The most common mistake is to give servers fast ports but skimp on uplinks to the spine. The result is high oversubscription: the fabric exists on paper but lacks real inter-rack bandwidth, which hurts virtualization, distributed storage and backups. Other frequent errors: mixing speeds without a growth plan, temporary uplinks becoming long-term bottlenecks, and mismatched MTU settings that cause mysterious performance problems.
What should I look for in leaf and spine switches besides port speeds?
Choose leaf switches by rack-facing ports and uplink capacity into the fabric. Make sure the switch provides the required aggregate throughput, supports even flow distribution and offers good observability. Choose spines by number of ports, uplink speeds from leaves and growth headroom. If spines are sized too tightly, expansion will quickly force a core replacement—the very thing you wanted to avoid.
Is it better to use L2 or L3 up to the rack in leaf-spine?
Decide where L2 ends and L3 begins. For scale, running L3 up to the rack is usually simpler: fewer broadcasts and fewer "magic" behaviors to troubleshoot. If you need L2 segments over the fabric, plan overlays in advance and verify end-to-end MTU and policies. Without that, the network may function but applications can be unstable.
What to choose for leaf–spine links: DAC, AOC or optics?
For short connections inside a rack or between adjacent racks, DAC or AOC are convenient: inexpensive and simple to deploy. Where distances matter, routes may change, or there are multiple halls, fiber optics with the proper type of fiber is safer. Choose based on actual cable lengths and the need for flexibility. Optics issues usually appear under load at the worst possible time.

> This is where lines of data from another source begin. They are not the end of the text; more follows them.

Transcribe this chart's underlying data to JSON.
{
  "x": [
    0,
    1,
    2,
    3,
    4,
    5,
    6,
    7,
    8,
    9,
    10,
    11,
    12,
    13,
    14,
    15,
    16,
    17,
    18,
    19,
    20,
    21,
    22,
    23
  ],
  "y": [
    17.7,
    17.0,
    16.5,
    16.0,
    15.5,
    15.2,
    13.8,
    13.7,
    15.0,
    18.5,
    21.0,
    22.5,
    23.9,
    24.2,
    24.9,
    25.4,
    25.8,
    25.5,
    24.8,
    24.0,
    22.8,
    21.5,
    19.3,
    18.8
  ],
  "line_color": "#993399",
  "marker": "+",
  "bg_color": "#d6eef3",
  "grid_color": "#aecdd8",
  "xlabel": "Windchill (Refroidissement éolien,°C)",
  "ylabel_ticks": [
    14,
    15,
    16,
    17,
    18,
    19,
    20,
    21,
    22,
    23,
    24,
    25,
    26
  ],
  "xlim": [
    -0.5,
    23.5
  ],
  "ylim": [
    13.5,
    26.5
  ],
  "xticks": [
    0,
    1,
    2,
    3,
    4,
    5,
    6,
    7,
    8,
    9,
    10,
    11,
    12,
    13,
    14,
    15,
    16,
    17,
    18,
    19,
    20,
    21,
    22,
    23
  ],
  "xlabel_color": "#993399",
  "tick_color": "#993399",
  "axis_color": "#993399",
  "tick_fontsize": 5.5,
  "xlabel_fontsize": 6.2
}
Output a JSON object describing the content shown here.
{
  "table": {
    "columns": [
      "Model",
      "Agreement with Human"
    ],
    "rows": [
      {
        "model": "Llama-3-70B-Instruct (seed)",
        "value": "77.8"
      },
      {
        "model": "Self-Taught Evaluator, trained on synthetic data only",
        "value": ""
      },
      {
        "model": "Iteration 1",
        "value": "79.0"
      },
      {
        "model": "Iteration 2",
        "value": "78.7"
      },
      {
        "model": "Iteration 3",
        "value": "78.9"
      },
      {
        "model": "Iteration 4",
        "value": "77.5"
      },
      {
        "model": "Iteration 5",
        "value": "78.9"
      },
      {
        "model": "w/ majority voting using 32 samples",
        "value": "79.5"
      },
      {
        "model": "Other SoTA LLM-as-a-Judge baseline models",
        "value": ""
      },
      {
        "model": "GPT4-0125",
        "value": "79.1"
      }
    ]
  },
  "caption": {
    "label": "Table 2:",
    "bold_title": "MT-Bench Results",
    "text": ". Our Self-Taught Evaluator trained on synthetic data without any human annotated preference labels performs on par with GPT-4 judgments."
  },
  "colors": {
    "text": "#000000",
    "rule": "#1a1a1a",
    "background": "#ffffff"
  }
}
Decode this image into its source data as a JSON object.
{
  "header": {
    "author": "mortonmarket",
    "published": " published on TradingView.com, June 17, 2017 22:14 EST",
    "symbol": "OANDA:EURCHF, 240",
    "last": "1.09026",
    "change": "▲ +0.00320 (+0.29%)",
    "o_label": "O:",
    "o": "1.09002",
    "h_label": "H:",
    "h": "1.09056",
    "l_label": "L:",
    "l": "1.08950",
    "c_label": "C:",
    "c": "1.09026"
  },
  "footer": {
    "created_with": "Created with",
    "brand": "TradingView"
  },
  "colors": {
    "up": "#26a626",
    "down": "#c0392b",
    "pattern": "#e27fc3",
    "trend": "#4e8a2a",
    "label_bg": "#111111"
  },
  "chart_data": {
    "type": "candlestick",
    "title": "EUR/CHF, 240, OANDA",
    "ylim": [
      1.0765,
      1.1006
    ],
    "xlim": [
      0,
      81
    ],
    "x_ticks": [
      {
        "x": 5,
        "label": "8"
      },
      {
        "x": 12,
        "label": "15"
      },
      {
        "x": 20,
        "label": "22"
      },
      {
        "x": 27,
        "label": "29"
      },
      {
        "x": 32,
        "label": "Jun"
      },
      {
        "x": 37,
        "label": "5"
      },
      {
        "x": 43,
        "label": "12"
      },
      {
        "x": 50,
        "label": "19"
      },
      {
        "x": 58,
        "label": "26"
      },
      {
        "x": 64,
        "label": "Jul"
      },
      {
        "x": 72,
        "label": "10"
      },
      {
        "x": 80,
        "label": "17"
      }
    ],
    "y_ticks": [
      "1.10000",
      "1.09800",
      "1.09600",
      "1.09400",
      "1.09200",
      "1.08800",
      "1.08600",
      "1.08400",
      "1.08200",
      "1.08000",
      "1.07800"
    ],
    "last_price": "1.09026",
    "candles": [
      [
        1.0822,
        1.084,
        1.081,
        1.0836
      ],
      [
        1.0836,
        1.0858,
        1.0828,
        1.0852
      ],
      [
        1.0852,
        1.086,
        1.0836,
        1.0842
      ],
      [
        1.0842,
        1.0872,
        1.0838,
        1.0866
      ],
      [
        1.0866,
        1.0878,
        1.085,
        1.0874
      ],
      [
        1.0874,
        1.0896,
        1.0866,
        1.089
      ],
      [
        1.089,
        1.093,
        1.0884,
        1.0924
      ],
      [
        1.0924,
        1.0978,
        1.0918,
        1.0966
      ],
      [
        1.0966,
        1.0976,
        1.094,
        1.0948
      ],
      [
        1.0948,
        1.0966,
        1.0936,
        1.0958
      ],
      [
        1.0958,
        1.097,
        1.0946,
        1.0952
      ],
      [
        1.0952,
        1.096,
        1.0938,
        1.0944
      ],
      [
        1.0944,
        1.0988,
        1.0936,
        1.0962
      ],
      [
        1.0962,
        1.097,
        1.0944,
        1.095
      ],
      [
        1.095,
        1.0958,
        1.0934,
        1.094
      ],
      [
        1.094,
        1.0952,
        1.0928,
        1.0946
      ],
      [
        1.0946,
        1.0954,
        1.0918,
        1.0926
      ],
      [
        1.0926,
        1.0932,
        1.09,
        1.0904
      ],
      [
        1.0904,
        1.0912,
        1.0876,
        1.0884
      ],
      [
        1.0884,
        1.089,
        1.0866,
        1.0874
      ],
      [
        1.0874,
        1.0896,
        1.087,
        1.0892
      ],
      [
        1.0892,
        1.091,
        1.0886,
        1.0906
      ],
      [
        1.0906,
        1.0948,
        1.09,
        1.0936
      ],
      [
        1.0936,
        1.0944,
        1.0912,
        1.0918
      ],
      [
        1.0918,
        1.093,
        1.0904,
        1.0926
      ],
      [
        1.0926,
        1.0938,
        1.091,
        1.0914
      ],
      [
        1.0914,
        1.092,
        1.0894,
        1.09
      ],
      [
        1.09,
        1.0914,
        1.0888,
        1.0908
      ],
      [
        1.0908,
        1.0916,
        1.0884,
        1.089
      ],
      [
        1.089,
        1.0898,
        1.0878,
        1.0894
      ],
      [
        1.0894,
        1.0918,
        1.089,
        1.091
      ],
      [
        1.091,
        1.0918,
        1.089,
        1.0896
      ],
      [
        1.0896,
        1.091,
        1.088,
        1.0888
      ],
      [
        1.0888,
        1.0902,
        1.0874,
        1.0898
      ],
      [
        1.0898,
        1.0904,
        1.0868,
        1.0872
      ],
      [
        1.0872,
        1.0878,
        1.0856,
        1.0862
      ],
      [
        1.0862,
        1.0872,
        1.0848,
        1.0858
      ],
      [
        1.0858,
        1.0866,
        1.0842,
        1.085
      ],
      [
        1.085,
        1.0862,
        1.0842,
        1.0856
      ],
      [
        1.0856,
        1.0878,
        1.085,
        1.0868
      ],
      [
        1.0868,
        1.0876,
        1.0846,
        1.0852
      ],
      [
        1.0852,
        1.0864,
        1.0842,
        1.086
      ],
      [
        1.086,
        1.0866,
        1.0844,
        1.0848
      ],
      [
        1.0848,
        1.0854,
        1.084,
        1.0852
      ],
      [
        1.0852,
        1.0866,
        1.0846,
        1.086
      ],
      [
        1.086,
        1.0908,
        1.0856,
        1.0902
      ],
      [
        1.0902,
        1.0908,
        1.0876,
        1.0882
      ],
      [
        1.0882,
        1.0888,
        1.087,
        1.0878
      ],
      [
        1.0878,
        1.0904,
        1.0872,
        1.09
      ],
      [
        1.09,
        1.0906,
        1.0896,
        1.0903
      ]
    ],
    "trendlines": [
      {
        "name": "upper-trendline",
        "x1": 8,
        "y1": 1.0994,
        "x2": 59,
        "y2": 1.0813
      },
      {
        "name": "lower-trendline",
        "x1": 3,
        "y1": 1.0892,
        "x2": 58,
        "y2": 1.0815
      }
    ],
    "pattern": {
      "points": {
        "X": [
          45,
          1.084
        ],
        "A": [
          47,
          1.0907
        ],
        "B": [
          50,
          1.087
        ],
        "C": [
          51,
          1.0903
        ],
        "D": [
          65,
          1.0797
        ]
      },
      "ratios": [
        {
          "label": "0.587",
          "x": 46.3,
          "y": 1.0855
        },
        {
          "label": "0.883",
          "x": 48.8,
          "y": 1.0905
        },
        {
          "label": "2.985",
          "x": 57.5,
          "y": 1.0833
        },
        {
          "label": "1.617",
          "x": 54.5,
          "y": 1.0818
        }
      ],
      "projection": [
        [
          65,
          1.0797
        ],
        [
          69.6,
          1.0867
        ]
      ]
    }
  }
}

Do I need separate OOB management when moving to leaf-spine?
Yes. If management traffic uses the same fabric, a configuration error or fabric outage can cut off access to the switches themselves. An OOB management network enables recovery without a site visit and without manual console connections. At minimum, deploy a separate management path and a clear access scheme for emergency operations.
How to migrate to leaf-spine without a "big bang" and service downtime?
Start with a pilot on 1–2 racks with representative load and repeatable measurements: latency, losses, uplink utilization, and behavior during peak windows. Define success criteria and a rollback plan in advance. Then standardize module types, patching rules, configuration templates, MTU, and monitoring. Without standards, the network becomes heterogeneous and support gets harder.
Are there scenarios where a two-tier design remains the best choice even when speeds grow to 25/100G?
Yes. If your traffic is truly dominated by north-south flows, you have few racks and infrequent expansions, a two-tier design often gives a better balance of cost, simplicity and deployment speed even at 25/100G. Focus on quality uplinks, port reserve and consistent settings to avoid technical debt. Leaf-spine makes sense when inter-rack exchange and frequent scaling are your main pain points.